Initially, the root-mean-square (RMS) velocity of $$N_2$$ molecules at certain temperature is u. If this temperature is doubled and all the nitrogen molecules dissociate into nitrogen atoms, then the new RMS velocity will be:

We begin with the well-known expression for the root-mean-square (RMS) speed of an ideal-gas species:

$$u_{\text{rms}}=\sqrt{\dfrac{3RT}{M}}$$

Here $$R$$ is the universal gas constant, $$T$$ is the absolute temperature and $$M$$ is the molar mass of the gas whose molecules (or atoms) are moving.

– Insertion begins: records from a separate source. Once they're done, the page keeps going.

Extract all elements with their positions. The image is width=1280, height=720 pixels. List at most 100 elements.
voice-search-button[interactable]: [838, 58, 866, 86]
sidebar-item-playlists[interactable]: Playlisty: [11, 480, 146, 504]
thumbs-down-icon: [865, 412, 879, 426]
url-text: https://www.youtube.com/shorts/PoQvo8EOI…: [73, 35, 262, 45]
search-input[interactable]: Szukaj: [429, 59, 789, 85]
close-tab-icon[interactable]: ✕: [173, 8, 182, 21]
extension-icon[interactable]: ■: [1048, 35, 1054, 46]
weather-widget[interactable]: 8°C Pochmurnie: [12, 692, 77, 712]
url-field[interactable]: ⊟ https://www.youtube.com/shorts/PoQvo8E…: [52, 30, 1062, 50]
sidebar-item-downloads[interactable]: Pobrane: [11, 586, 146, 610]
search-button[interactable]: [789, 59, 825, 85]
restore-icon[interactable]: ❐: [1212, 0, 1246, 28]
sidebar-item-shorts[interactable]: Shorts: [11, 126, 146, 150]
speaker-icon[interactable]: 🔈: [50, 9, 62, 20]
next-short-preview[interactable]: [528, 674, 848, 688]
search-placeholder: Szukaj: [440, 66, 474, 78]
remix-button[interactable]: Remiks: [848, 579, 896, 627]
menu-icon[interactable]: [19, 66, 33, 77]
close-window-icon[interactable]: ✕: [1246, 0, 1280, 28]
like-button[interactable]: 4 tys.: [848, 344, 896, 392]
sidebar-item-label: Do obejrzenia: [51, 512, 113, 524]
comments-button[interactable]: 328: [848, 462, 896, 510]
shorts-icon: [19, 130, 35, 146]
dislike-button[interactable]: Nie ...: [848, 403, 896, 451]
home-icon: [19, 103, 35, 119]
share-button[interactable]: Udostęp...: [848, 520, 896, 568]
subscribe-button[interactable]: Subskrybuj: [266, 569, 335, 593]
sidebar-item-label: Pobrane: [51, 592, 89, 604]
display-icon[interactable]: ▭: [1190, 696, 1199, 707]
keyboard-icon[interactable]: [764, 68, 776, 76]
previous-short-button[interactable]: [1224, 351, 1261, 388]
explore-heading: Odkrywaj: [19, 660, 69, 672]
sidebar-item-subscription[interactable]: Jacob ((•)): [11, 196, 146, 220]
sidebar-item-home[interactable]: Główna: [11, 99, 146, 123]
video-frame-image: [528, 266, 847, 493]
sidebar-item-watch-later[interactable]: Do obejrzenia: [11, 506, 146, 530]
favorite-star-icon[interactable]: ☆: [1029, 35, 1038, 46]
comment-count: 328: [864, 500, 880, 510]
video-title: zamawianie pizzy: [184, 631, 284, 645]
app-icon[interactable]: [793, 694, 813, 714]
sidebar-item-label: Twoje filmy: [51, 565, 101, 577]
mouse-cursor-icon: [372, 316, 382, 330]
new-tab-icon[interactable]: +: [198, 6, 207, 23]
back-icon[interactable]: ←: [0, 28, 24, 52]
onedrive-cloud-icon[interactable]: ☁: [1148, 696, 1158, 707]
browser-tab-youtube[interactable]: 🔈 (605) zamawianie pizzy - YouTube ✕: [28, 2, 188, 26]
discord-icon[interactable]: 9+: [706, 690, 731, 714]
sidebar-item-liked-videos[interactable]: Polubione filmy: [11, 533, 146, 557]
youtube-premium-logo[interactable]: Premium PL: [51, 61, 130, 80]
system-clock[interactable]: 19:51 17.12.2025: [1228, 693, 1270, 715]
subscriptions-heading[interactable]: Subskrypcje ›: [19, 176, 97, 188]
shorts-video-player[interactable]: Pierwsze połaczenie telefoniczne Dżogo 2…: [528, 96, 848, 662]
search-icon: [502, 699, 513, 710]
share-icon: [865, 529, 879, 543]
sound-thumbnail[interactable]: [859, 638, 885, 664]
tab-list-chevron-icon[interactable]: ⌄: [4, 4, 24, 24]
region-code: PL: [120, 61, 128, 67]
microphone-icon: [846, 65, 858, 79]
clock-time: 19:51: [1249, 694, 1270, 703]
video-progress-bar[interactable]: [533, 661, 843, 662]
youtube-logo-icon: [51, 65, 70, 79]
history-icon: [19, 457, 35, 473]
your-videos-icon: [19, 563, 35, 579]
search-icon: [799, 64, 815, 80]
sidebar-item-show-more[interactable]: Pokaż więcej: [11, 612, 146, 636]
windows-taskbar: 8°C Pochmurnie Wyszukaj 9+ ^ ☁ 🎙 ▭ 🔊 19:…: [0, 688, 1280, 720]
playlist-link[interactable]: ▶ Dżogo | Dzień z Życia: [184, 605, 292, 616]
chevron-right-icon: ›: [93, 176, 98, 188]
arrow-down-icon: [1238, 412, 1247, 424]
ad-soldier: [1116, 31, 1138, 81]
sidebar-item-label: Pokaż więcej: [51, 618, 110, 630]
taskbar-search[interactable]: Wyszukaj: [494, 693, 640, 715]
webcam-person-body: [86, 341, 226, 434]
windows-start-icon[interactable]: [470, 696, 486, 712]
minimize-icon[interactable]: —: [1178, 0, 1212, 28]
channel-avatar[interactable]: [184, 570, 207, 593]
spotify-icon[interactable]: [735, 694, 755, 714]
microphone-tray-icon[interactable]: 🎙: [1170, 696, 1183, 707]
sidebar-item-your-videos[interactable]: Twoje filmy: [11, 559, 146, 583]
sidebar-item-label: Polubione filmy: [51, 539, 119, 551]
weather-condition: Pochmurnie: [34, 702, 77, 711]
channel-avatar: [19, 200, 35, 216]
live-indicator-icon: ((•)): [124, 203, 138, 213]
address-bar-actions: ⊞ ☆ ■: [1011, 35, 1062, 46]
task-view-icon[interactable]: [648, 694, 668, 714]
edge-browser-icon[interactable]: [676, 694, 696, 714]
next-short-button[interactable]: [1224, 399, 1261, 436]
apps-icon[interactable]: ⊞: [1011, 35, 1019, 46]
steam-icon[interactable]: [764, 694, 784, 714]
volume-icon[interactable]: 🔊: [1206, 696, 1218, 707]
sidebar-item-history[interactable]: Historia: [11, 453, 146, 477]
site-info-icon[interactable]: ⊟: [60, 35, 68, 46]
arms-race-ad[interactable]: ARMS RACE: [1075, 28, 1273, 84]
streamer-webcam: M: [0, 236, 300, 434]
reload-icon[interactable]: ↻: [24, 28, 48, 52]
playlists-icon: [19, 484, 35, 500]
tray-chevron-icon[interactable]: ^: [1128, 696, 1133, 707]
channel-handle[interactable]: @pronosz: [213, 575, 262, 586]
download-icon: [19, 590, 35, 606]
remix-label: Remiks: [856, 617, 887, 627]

For the given nitrogen gas $$N_2$$ at the initial temperature $$T$$, its RMS speed is stated to be $$u$$. Therefore, using the formula, we may write

$$u=\sqrt{\dfrac{3RT}{M_1}}$$

where $$M_1$$ is the molar mass of molecular nitrogen. Molecular nitrogen contains two nitrogen atoms, each of atomic mass $$14\ \text{g mol}^{-1}$$, so

$$M_1=28\ \text{g mol}^{-1}=28\times10^{-3}\ \text{kg mol}^{-1}.$$

Now the temperature is doubled, so it becomes $$2T$$, and simultaneously every $$N_2$$ molecule dissociates completely into two separate nitrogen atoms. After dissociation we are dealing with atomic nitrogen, whose molar mass is

$$M_2=14\ \text{g mol}^{-1}=14\times10^{-3}\ \text{kg mol}^{-1}.$$

The RMS speed under the new conditions is therefore

$$u'=\sqrt{\dfrac{3R(2T)}{M_2}}.$$

To find the ratio of the new speed to the old speed we divide the two expressions:

$$\dfrac{u'}{u}=\dfrac{\sqrt{\dfrac{3R(2T)}{M_2}}}{\sqrt{\dfrac{3RT}{M_1}}}.$$

Because the common factor $$3R$$ appears under both radicals, it cancels out. Hence we simplify step by step:

$$\dfrac{u'}{u}=\sqrt{\dfrac{2T}{M_2}}\;\Bigg/\;\sqrt{\dfrac{T}{M_1}} =\sqrt{\dfrac{2T}{M_2}\times\dfrac{M_1}{T}} =\sqrt{\dfrac{2M_1}{M_2}}.$$

Now substitute the numerical molar masses:

$$\dfrac{u'}{u}=\sqrt{\dfrac{2\times28}{14}} =\sqrt{\dfrac{56}{14}} =\sqrt{4} =2.$$

Thus

$$u' = 2u.$$

Hence, the correct answer is Option A.